This is a specific conversation about Parrot supplies — intelligent birds with demanding needs — ask about yours and get one honest answer for your exact situation.
inparticular.ai
A six-year-old Sun Conure and a new puppy under the same roof — that's a situation that needs careful management from day one. Dogs and parrots can coexist, but a curious or excitable puppy can stress or seriously injure a bird even without meaning harm. Before I point you toward the right barrier setup, can you tell me: what breed and age is the puppy, and are they already showing interest in the bird?
It's a 10-week-old Labrador. She's already noticed the cage and keeps trying to get close. The conure is screaming a lot more than usual.
inparticular.ai
That tracks — Sun Conures are loud at the best of times, and a Lab puppy fixating on the cage is exactly the kind of persistent low-level stress that builds into real behavioural problems for the bird over time. A 10-week Lab is going to grow fast and get bolder, so you want a physical barrier in place now rather than relying on training alone. What room is the bird's cage in, and is it a doorway you need to block or an open-plan area?
It's in the living room, kind of open plan leading to the kitchen. There's no door I can close.
inparticular.ai
Open-plan is the harder scenario, but it's very manageable. What you need is a tall, freestanding or pressure-mounted gate that can span a wider opening and won't topple when a Labrador eventually decides to test it. My recommendation is the Cumbor 40-inch Extra Tall Baby Gate — it extends to cover wide openings up to about 150cm, it's 101cm tall which a young Lab won't clear, and it has a pressure-mount option so you're not drilling into walls.
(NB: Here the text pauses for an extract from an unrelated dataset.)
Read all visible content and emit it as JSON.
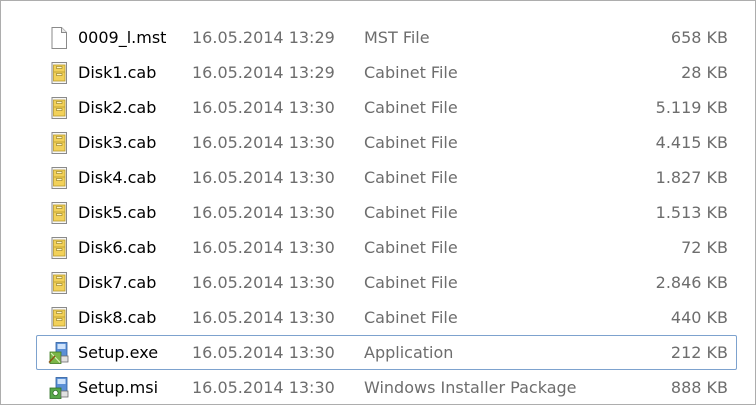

The auto-close function matters here because you'll be walking in and out constantly. It's built for dogs specifically, the frame is metal rather than wood, and it holds up to a dog leaning on it repeatedly. Place it to create a dedicated bird zone around the cage so your conure has a space where the puppy is simply never present. That alone should reduce the screaming significantly within a few days.
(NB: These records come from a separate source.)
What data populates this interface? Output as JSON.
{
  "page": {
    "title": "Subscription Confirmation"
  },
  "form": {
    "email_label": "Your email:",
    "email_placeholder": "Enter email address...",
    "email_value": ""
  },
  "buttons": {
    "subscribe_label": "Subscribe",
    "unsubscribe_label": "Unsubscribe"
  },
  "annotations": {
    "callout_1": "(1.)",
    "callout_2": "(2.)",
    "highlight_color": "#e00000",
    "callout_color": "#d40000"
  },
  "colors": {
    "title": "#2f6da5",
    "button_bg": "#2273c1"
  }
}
Would one gate be enough, or do I need to section off more of the room?
inparticular.ai
One gate positioned at the natural narrowing point between the living area and wherever the cage sits is usually enough to start. The goal isn't to cage the bird in a tiny corner — it's to give the conure a zone where the puppy is visually absent or at least physically blocked. If the cage is centrally placed and there's no natural choke point, two gates angled to create a pen-like exclusion zone around the cage can work, but that's the exception. More important than the number of gates is where you place the cage itself: ideally not at floor level, and ideally not in the puppy's main travel corridor. If the cage is currently on a low stand, raising it to chest height or above removes a lot of the direct face-to-face stress.
That's really helpful. Is there anything else I should be thinking about for the conure's welfare while they're adjusting?
inparticular.ai
Yes — a few things worth keeping in mind. First, never leave them in the same unsupervised space, even once the puppy is older and seems calm; a Lab's prey drive around birds is instinctive and unpredictable. Second, give your conure some predictability back: keep feeding times and out-of-cage time consistent, because routine reduces stress hormones in parrots significantly. Third, watch for feather condition and appetite over the next few weeks — those are your early warning signs that the stress level is too high. If the screaming doesn't settle once the gate is in place, it's worth looking at whether the cage needs to move to a quieter room entirely, at least during the puppy's most active hours.